Gentleness. I remember one house-group when we discussed this fruit of the Spirit, the general opinion of the leader was that many believed that gentleness was a lack of rugged masculinity. Having played rugby, the "he-man's game" we knew where he was coming from. We British have a history in loving to think of ourselves as a nation of conquerers, out to establish an Empire, to rule over others with force where necessary. And there are newspaper journalists even today lamenting over loss of Empire. Yet if there was a person with such gentleness, it was Jesus Christ himself, who the British say they follow as a national religion. He was particularly gentle with women, the woman at the well was one of them. He did not upbraid her for her sins, but rather, his gentleness won her heart to the point when she decided that this man must be a prophet. And he was gentle to the woman caught in the act of adultery. While the Pharisees were ready to stone her for her crime, all he said to her was, "Go, and sin no more." (John 8:11.) Yet no one could have been more masculine in human history as the Lord Jesus Christ. Another fine example of gentleness was with Peter, after delivery from prison, kept on knocking while those inside, who were praying for his release, were debating whether it was him or not. Peter's natural character was to have upbraided them for their slowness to believe and answer the door. Instead, when the door opened, Peter simply beckoned them to hold their peace, with the explanation of his deliverance (Acts 12:12-17.)
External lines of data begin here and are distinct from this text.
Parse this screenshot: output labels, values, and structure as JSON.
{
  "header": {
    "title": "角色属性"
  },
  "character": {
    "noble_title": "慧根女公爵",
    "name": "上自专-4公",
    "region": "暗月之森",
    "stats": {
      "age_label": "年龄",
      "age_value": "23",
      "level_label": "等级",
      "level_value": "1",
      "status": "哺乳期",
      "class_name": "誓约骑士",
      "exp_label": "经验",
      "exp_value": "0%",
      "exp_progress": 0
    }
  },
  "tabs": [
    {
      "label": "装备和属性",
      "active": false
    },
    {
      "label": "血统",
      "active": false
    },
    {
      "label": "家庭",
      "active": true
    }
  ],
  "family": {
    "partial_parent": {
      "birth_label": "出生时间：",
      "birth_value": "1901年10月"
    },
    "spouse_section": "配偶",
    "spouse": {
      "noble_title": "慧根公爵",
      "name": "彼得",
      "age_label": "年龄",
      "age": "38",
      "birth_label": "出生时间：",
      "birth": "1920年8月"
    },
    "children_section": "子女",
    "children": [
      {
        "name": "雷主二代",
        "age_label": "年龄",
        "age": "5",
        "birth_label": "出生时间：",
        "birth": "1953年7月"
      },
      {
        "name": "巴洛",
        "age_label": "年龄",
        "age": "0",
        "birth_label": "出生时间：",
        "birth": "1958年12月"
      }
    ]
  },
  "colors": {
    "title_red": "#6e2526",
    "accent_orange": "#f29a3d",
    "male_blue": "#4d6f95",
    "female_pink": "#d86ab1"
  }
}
Self Control. The final virtue, this is the fruit of the Spirit which prevents a believer erupting into anger or other emotional turmoil, especially where self is directly involved. For example, if someone abuses you, how would you react? If by natural means, you retaliate or seek revenge, or even smack him in the mouth. But this fruit of the Spirit gives you the ability to return the insult with either a gentle reply or with nothing at all. One good example of this was when Jesus was slapped across the face by the soldiers just before the crucifixion, the mocking and the pressing of a crown of thorns on to his head. Jesus could have lashed out physically. He could have protested his innocence to Pilate. He could have even called down a legion of angels to slay them. Instead self control, allowed him to go to the cross without a fuss, most likely enough to convict many of their sins, and to declare, "Surely, this is the Son of God!" And I believe that self control is more than stoicism, the stiff upper lip or the bottling up of emotions. Self control involves returning evil with goodness, kindness and gentleness. It involves making sure that your enemy or adversity is fed and well looked after, a virtue that can only come from the Holy Spirit.
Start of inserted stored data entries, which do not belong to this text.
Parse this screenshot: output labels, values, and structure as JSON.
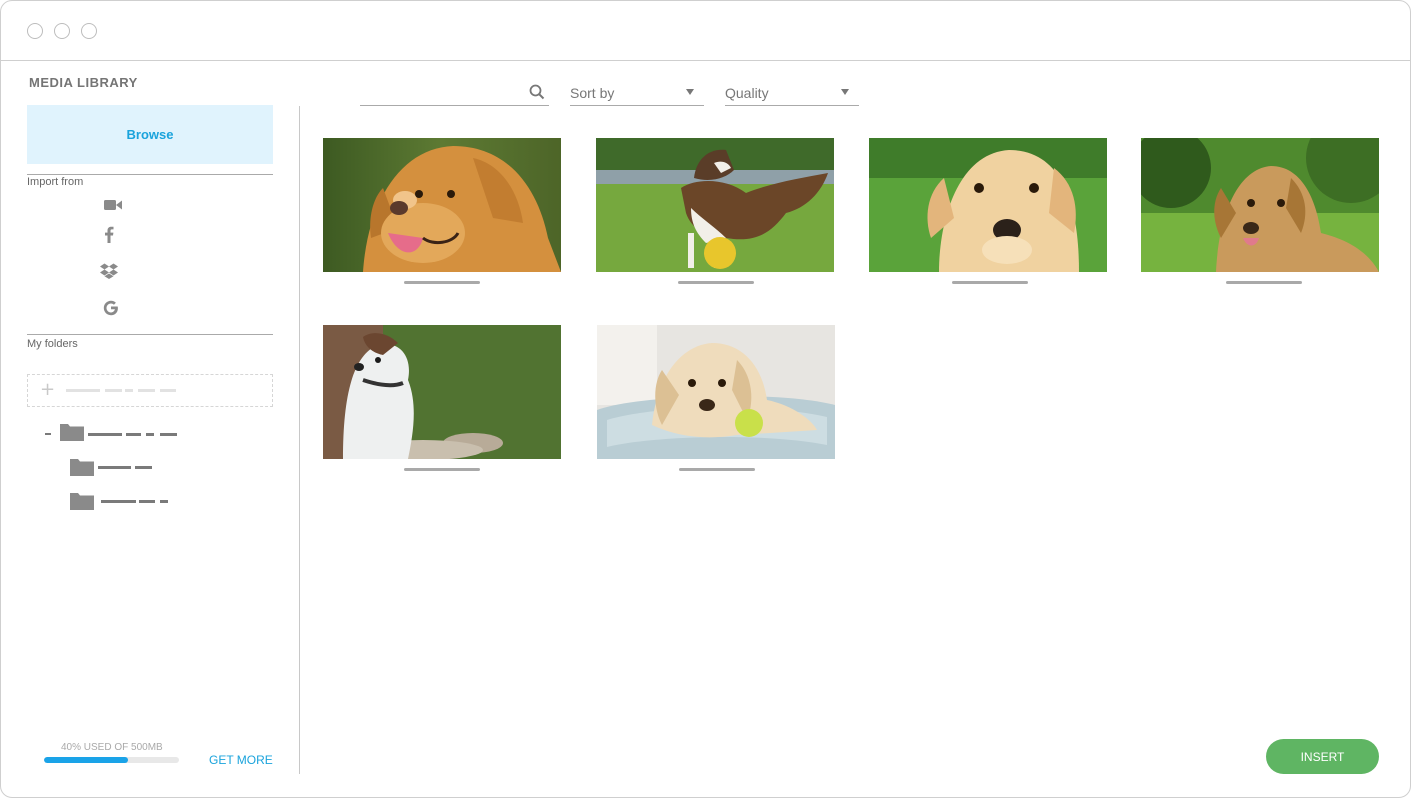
{
  "window": {
    "controls": [
      "close",
      "minimize",
      "maximize"
    ]
  },
  "sidebar": {
    "title": "MEDIA LIBRARY",
    "browse_label": "Browse",
    "import_label": "Import from",
    "import_sources": [
      "video-camera-icon",
      "facebook-icon",
      "dropbox-icon",
      "google-icon"
    ],
    "folders_label": "My folders",
    "usage_text": "40% USED OF 500MB",
    "usage_fraction": 0.62,
    "get_more_label": "GET MORE"
  },
  "toolbar": {
    "search_placeholder": "",
    "sort_label": "Sort by",
    "quality_label": "Quality"
  },
  "images": [
    {
      "subject": "golden retriever with tongue out"
    },
    {
      "subject": "collie with yellow ball on grass"
    },
    {
      "subject": "yellow labrador puppy in grass"
    },
    {
      "subject": "golden retriever in green garden"
    },
    {
      "subject": "jack russell terrier sitting"
    },
    {
      "subject": "golden retriever with tennis ball on cushion"
    }
  ],
  "actions": {
    "insert_label": "INSERT"
  },
  "colors": {
    "accent": "#1aa3dc",
    "browse_bg": "#e0f3fd",
    "insert": "#5fb563"
  }
}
These are all the nine virtues which makes up the fruit of the Spirit. Love, Joy, Peace, Patience, Kindness, Goodness, Faithfulness, Gentleness and Self Control, to which there is no law. (N.I.V.) Each of these virtues is a strength to meet every need in one's walk with God and alongside others. I believe that the first four are connected vertically with our standing with God, the other five, horizontally with our relationship with other people. Therefore not only do I liken the Fruit of the Spirit as an orange with eight segments within a rind, but also to a cross, the Cross of Christ.
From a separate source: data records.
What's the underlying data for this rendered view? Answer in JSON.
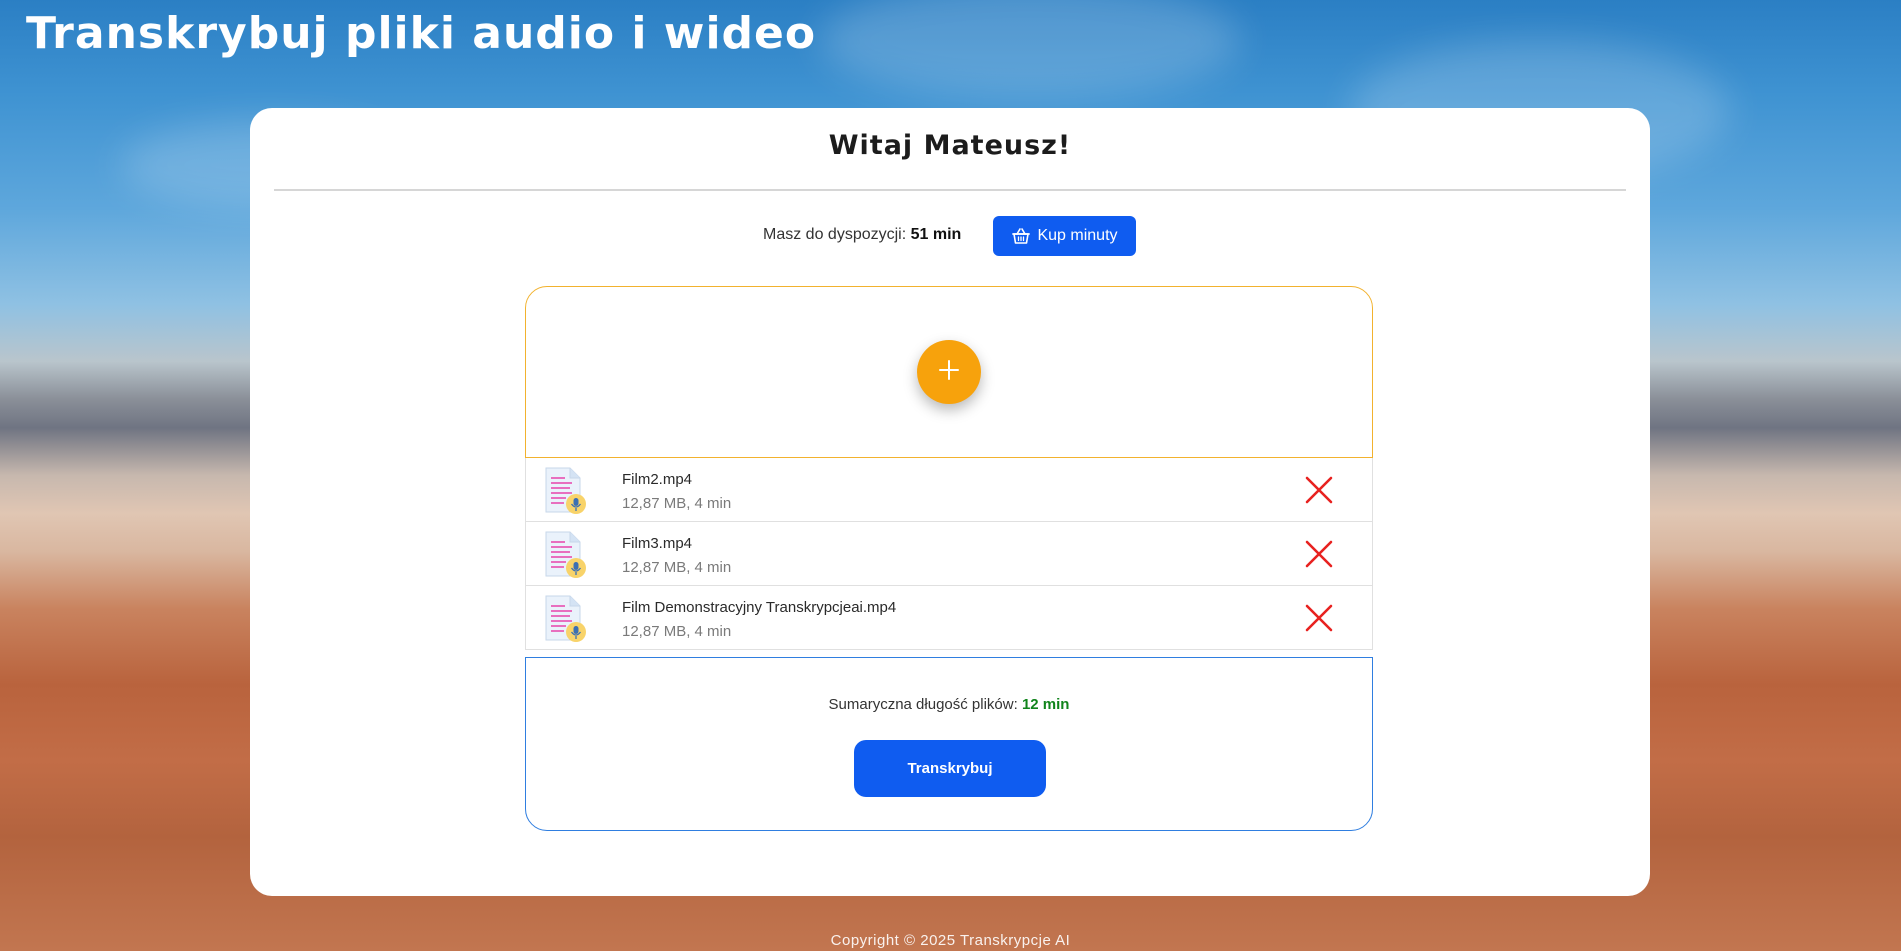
{
  "header": {
    "title": "Transkrybuj pliki audio i wideo"
  },
  "card": {
    "greeting": "Witaj Mateusz!",
    "minutes_label": "Masz do dyspozycji:",
    "minutes_value": "51 min",
    "buy_button_label": "Kup minuty"
  },
  "upload": {
    "add_icon": "plus-icon"
  },
  "files": [
    {
      "name": "Film2.mp4",
      "meta": "12,87 MB, 4 min"
    },
    {
      "name": "Film3.mp4",
      "meta": "12,87 MB, 4 min"
    },
    {
      "name": "Film Demonstracyjny Transkrypcjeai.mp4",
      "meta": "12,87 MB, 4 min"
    }
  ],
  "summary": {
    "label": "Sumaryczna długość plików:",
    "value": "12 min",
    "transcribe_button_label": "Transkrybuj"
  },
  "footer": {
    "copyright": "Copyright © 2025 Transkrypcje AI"
  },
  "colors": {
    "primary_button": "#0f5cf0",
    "accent_orange": "#f7a20c",
    "remove_red": "#e8211f",
    "summary_green": "#11841c"
  }
}
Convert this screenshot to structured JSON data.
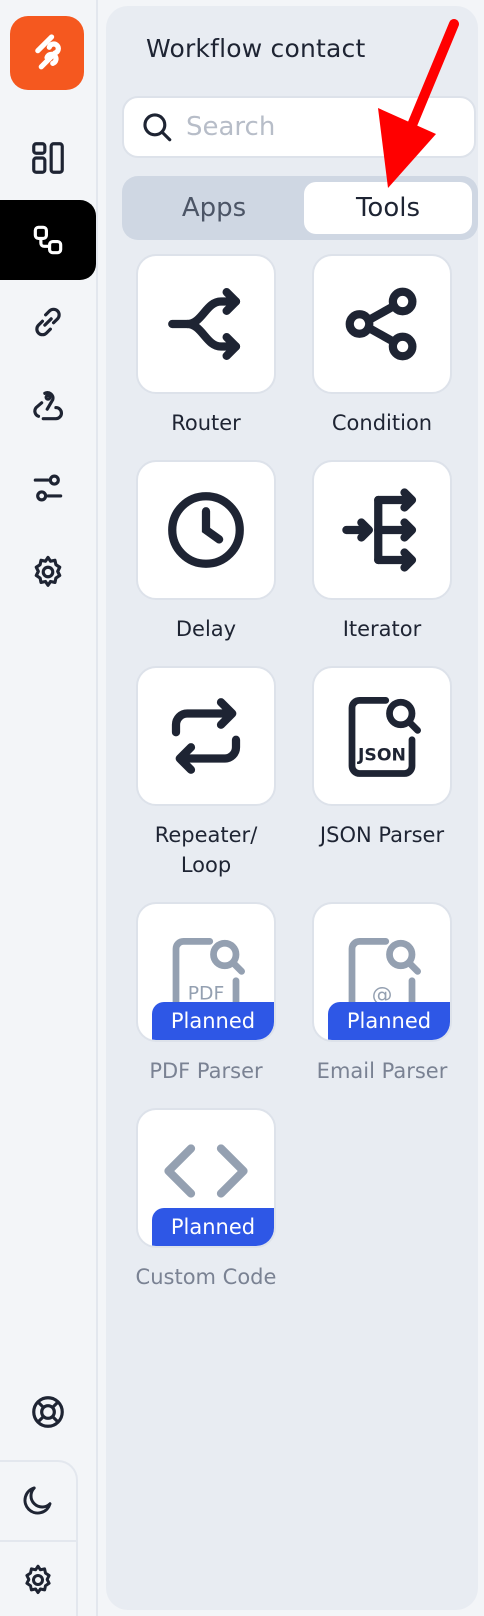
{
  "colors": {
    "brand": "#f5581f",
    "badge": "#2e57e6",
    "annotation": "#ff0000"
  },
  "sidebar": {
    "logo": "frontier-logo-icon",
    "items": [
      {
        "icon": "dashboard-icon"
      },
      {
        "icon": "workflow-icon",
        "active": true
      },
      {
        "icon": "link-icon"
      },
      {
        "icon": "webhook-icon"
      },
      {
        "icon": "sliders-icon"
      },
      {
        "icon": "gear-icon"
      }
    ],
    "bottom": [
      {
        "icon": "lifebuoy-icon"
      },
      {
        "icon": "moon-icon"
      },
      {
        "icon": "gear-icon"
      }
    ]
  },
  "panel": {
    "title": "Workflow contact",
    "search": {
      "placeholder": "Search",
      "value": ""
    },
    "tabs": [
      {
        "label": "Apps",
        "selected": false
      },
      {
        "label": "Tools",
        "selected": true
      }
    ],
    "tools": [
      {
        "label": "Router",
        "icon": "router-icon",
        "planned": false
      },
      {
        "label": "Condition",
        "icon": "condition-icon",
        "planned": false
      },
      {
        "label": "Delay",
        "icon": "clock-icon",
        "planned": false
      },
      {
        "label": "Iterator",
        "icon": "iterator-icon",
        "planned": false
      },
      {
        "label": "Repeater/ Loop",
        "icon": "repeat-icon",
        "planned": false
      },
      {
        "label": "JSON Parser",
        "icon": "json-file-icon",
        "icon_text": "JSON",
        "planned": false
      },
      {
        "label": "PDF Parser",
        "icon": "pdf-file-icon",
        "icon_text": "PDF",
        "planned": true,
        "badge": "Planned"
      },
      {
        "label": "Email Parser",
        "icon": "email-file-icon",
        "icon_text": "@",
        "planned": true,
        "badge": "Planned"
      },
      {
        "label": "Custom Code",
        "icon": "code-icon",
        "planned": true,
        "badge": "Planned"
      }
    ]
  }
}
Galatians 5:16 (KJV) says, Walk in the Spirit, and you shall not fulfil the lust of the flesh This is the key verse for all three articles in this mini-series.

Finally, God is willing for every believer to be filled with the Holy Spirit. I actually go further and say it is a command from God. But it is for believers only - those who have trusted in the Lord Jesus Christ for salvation. All he has to do is to ask, and God will fulfill his request.